Potential Activity of 6-Pentyl-α-pyrone as an Antiviral for Bovine Coronavirus

During infection in vitro with the strain 438/06 of bovine coronavirus (BCoV), a β- coronavirus similar to severe acute respiratory syndrome (SARS) CoV-2, treatment with 6-pentyl-α-pyrone (6PP), a fungal metabolite obtained from Trichoderma atroviride, was recently shown to influence viral load by reducing viral entry. Herein, the ability of 6PP to counteract the BCoV infection was further investigated both in vitro and in silico. Following the BCoV (strain 282/23) infection in bovine (MDBK) cells, the 6PP in co-treatment increased cell viability, reduced morphological signs of cell death, and significantly inhibited viral yield, by lessening the expression of the viral spike (S) protein, as well as the gene transcription of the viral nucleocapsid (NP) protein.

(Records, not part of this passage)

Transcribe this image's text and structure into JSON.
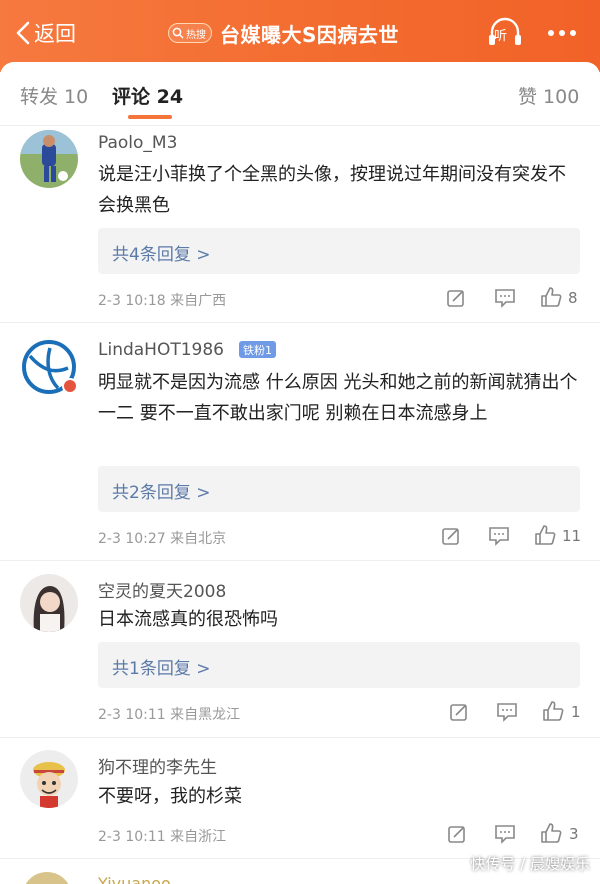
{
  "header": {
    "back_label": "返回",
    "hot_badge": "热搜",
    "title": "台媒曝大S因病去世",
    "listen_label": "听"
  },
  "tabs": [
    {
      "label": "转发 10"
    },
    {
      "label": "评论 24"
    },
    {
      "label": "赞 100"
    }
  ],
  "comments": [
    {
      "user": "Paolo_M3",
      "text": "说是汪小菲换了个全黑的头像，按理说过年期间没有突发不会换黑色",
      "replies": "共4条回复 >",
      "meta": "2-3 10:18  来自广西",
      "likes": "8"
    },
    {
      "user": "LindaHOT1986",
      "fan_badge": "铁粉1",
      "text": "明显就不是因为流感 什么原因 光头和她之前的新闻就猜出个一二 要不一直不敢出家门呢 别赖在日本流感身上",
      "replies": "共2条回复 >",
      "meta": "2-3 10:27  来自北京",
      "likes": "11"
    },
    {
      "user": "空灵的夏天2008",
      "text": "日本流感真的很恐怖吗",
      "replies": "共1条回复 >",
      "meta": "2-3 10:11  来自黑龙江",
      "likes": "1"
    },
    {
      "user": "狗不理的李先生",
      "text": "不要呀，我的杉菜",
      "meta": "2-3 10:11  来自浙江",
      "likes": "3"
    }
  ],
  "peek_user": "Yiyuanoo",
  "watermark": "快传号 / 晨嫂娱乐",
  "colors": {
    "accent": "#f36b2e",
    "link": "#5b7aa8",
    "underline": "#f5743a"
  }
}
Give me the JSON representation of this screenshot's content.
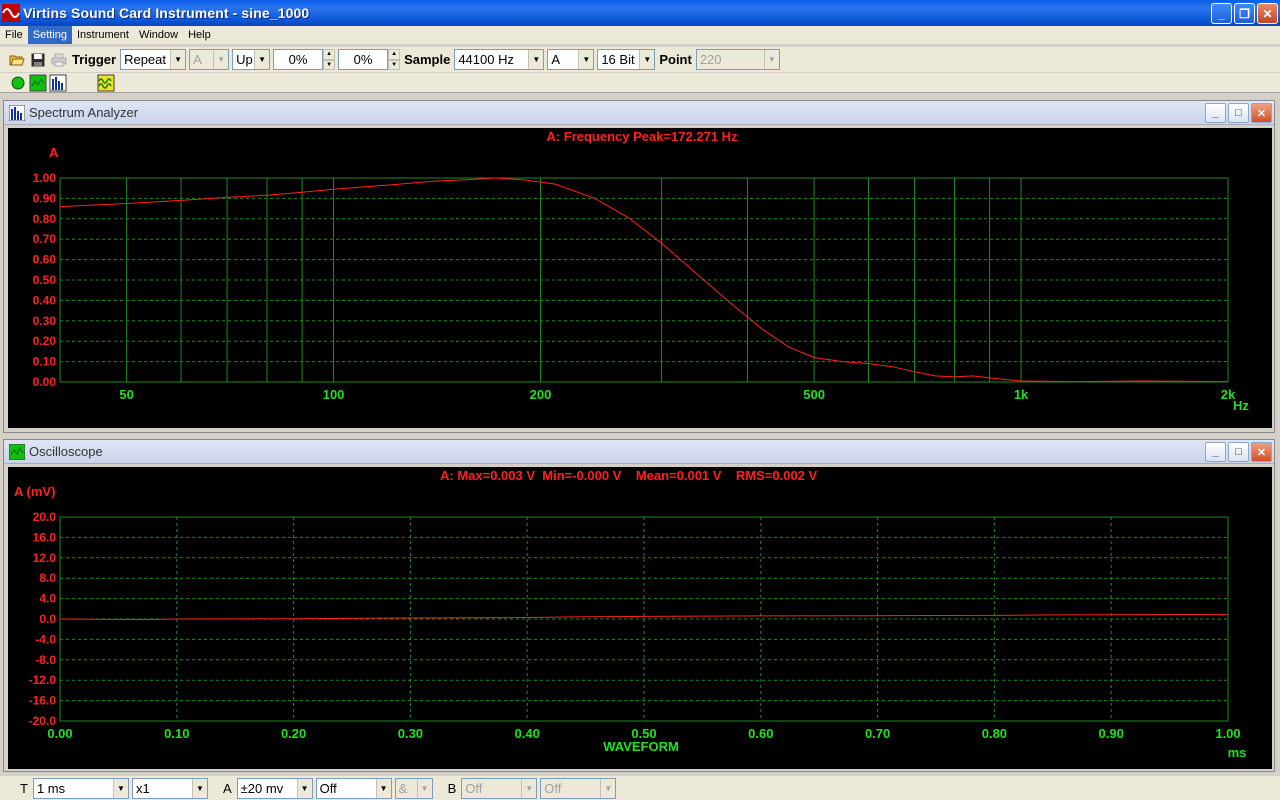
{
  "window": {
    "title": "Virtins Sound Card Instrument - sine_1000"
  },
  "menu": [
    "File",
    "Setting",
    "Instrument",
    "Window",
    "Help"
  ],
  "menu_active": "Setting",
  "toolbar": {
    "trigger_label": "Trigger",
    "trigger_mode": "Repeat",
    "trigger_channel": "A",
    "trigger_edge": "Up",
    "trigger_level": "0%",
    "trigger_delay": "0%",
    "sample_label": "Sample",
    "sample_rate": "44100 Hz",
    "channel": "A",
    "bits": "16 Bit",
    "point_label": "Point",
    "points": "220"
  },
  "spectrum": {
    "title": "Spectrum Analyzer",
    "info": "A: Frequency Peak=172.271 Hz"
  },
  "oscilloscope": {
    "title": "Oscilloscope",
    "info": "A: Max=0.003 V  Min=-0.000 V    Mean=0.001 V    RMS=0.002 V"
  },
  "bottombar": {
    "t_label": "T",
    "timebase": "1 ms",
    "zoom": "x1",
    "a_label": "A",
    "a_range": "±20 mv",
    "a_mode": "Off",
    "combine": "&",
    "b_label": "B",
    "b_range": "Off",
    "b_mode": "Off"
  },
  "colors": {
    "plot_bg": "#000000",
    "grid": "#1f8a1f",
    "trace": "#ff2020",
    "axis_label": "#ff2020",
    "x_tick": "#20e020"
  },
  "chart_data": [
    {
      "type": "line",
      "xscale": "log",
      "x_ticks": [
        "50",
        "100",
        "200",
        "500",
        "1k",
        "2k"
      ],
      "xlabel": "Hz",
      "ylabel": "A",
      "ylim": [
        0,
        1
      ],
      "y_ticks": [
        "1.00",
        "0.90",
        "0.80",
        "0.70",
        "0.60",
        "0.50",
        "0.40",
        "0.30",
        "0.20",
        "0.10",
        "0.00"
      ],
      "grid": true,
      "series": [
        {
          "x": [
            40,
            50,
            60,
            70,
            80,
            90,
            100,
            120,
            140,
            160,
            172,
            190,
            210,
            240,
            270,
            300,
            340,
            380,
            420,
            460,
            500,
            550,
            600,
            650,
            700,
            750,
            800,
            850,
            900,
            1000,
            1200,
            1500,
            1800,
            2000
          ],
          "y": [
            0.86,
            0.875,
            0.89,
            0.905,
            0.915,
            0.93,
            0.945,
            0.965,
            0.985,
            0.993,
            1.0,
            0.99,
            0.97,
            0.9,
            0.8,
            0.68,
            0.52,
            0.38,
            0.26,
            0.17,
            0.12,
            0.1,
            0.09,
            0.075,
            0.05,
            0.03,
            0.025,
            0.03,
            0.02,
            0.005,
            0.002,
            0.005,
            0.003,
            0.002
          ]
        }
      ]
    },
    {
      "type": "line",
      "xlabel": "ms",
      "x_title": "WAVEFORM",
      "ylabel": "A (mV)",
      "xlim": [
        0,
        1
      ],
      "ylim": [
        -20,
        20
      ],
      "x_ticks": [
        "0.00",
        "0.10",
        "0.20",
        "0.30",
        "0.40",
        "0.50",
        "0.60",
        "0.70",
        "0.80",
        "0.90",
        "1.00"
      ],
      "y_ticks": [
        "20.0",
        "16.0",
        "12.0",
        "8.0",
        "4.0",
        "0.0",
        "-4.0",
        "-8.0",
        "-12.0",
        "-16.0",
        "-20.0"
      ],
      "grid": true,
      "series": [
        {
          "x": [
            0,
            0.05,
            0.08,
            0.1,
            0.2,
            0.3,
            0.4,
            0.45,
            0.5,
            0.6,
            0.7,
            0.8,
            0.85,
            0.9,
            1.0
          ],
          "y": [
            0.0,
            -0.1,
            -0.1,
            0.0,
            0.05,
            0.2,
            0.3,
            0.45,
            0.5,
            0.6,
            0.65,
            0.7,
            0.8,
            0.85,
            0.9
          ]
        }
      ]
    }
  ]
}
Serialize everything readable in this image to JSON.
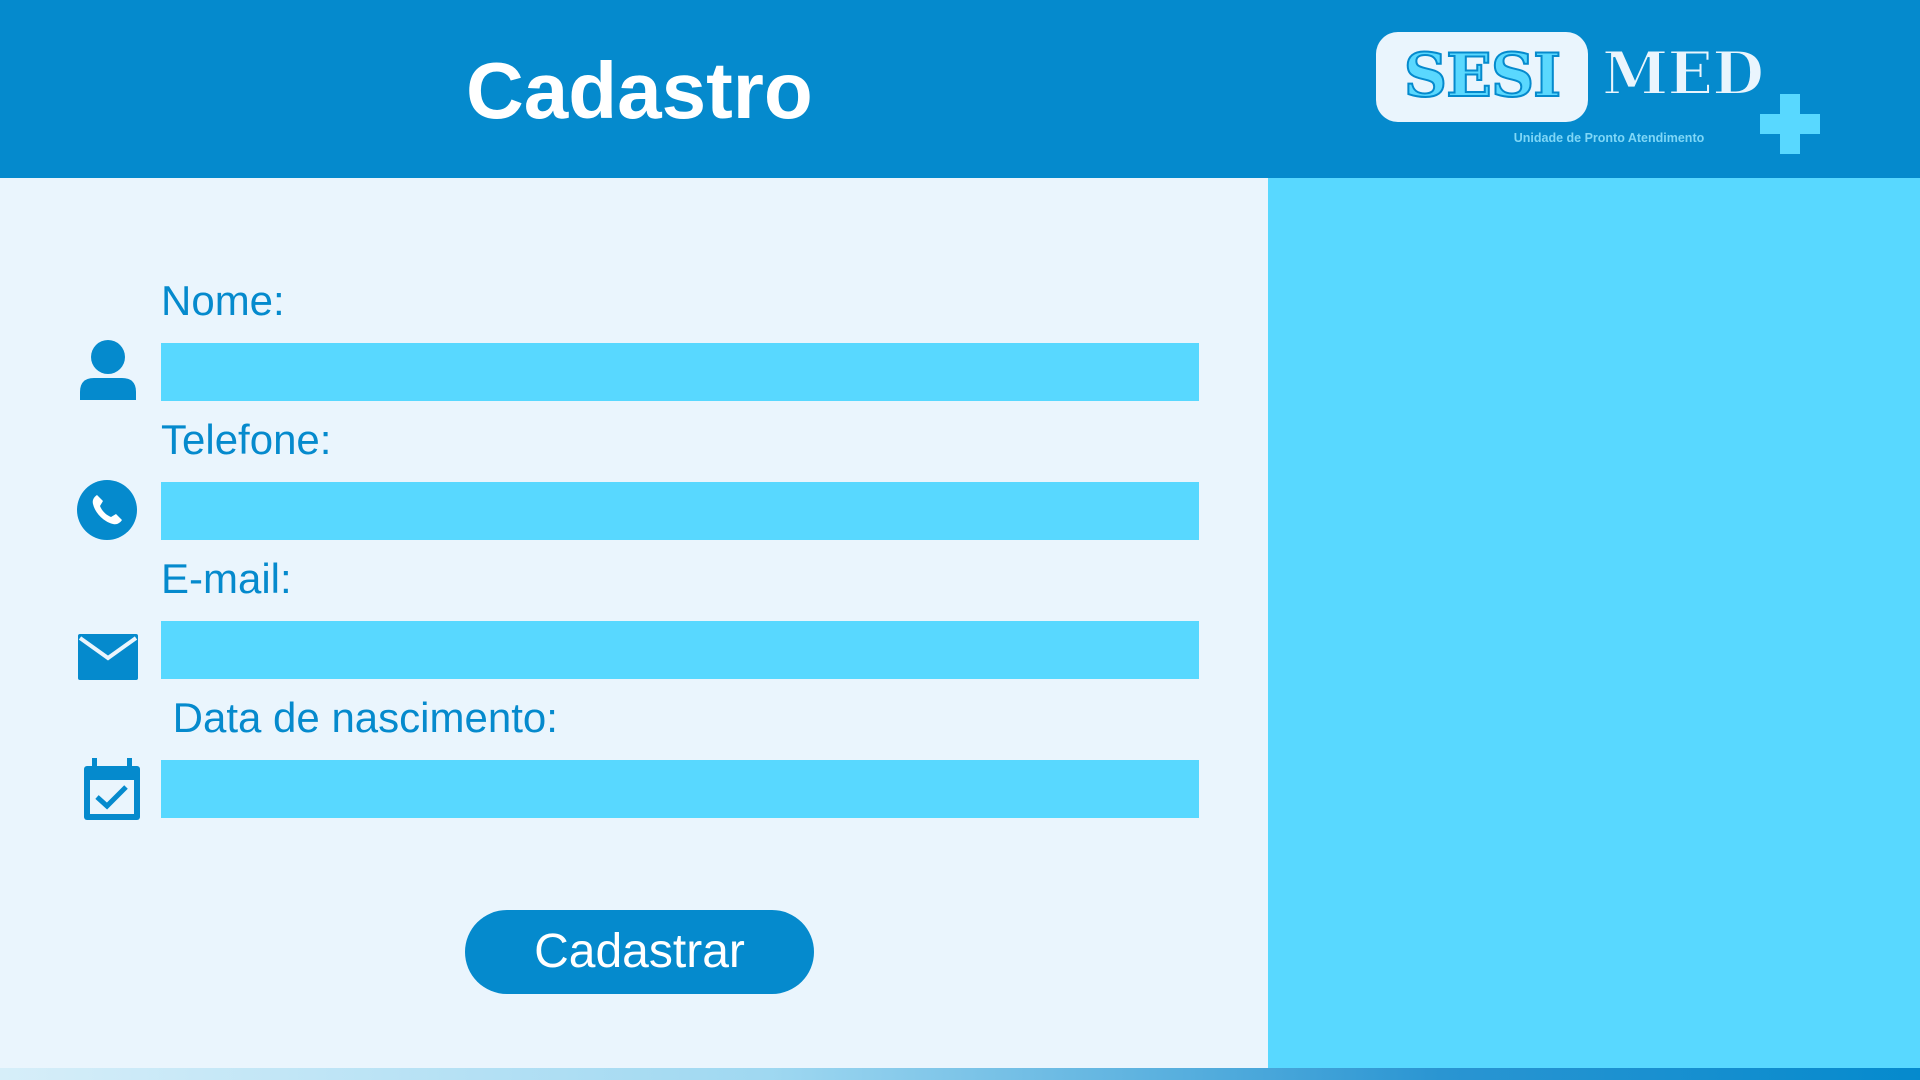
{
  "header": {
    "title": "Cadastro"
  },
  "logo": {
    "part1": "SESI",
    "part2": "MED",
    "subtitle": "Unidade de Pronto Atendimento",
    "icon": "plus-icon"
  },
  "form": {
    "fields": [
      {
        "label": "Nome:",
        "value": "",
        "icon": "user-icon"
      },
      {
        "label": "Telefone:",
        "value": "",
        "icon": "phone-icon"
      },
      {
        "label": "E-mail:",
        "value": "",
        "icon": "envelope-icon"
      },
      {
        "label": " Data de nascimento:",
        "value": "",
        "icon": "calendar-check-icon"
      }
    ],
    "submit_label": "Cadastrar"
  },
  "colors": {
    "header_bg": "#058acd",
    "page_bg": "#eaf5fd",
    "accent_light": "#58d8ff",
    "text_primary": "#058acd",
    "button_text": "#ffffff"
  }
}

In addition, a noticeable down-regulation in the expression of aryl hydrocarbon receptor (AhR) signaling, a strategic modulator of CoVs infection, was found. Molecular docking studies were performed to evaluate the potential interaction between 6PP and AhR involved in the BCoV infection. The docking 3D structural model showed that 6PP fits into a binding pocket positioned between the PASB and TAD domains of bovine AhR (bAhR), where the ligand is stabilized through hydrophobic interactions. In addition, the obtained computational data strongly suggest that the bAhR binding mechanism of 6PP is principally mediated by a well-conserved hydrophobic cavity playing a key role in the modulation of the receptor functions. Overall, our findings showed an antiviral action of 6PP versus BCoV infection in vitro and in silico.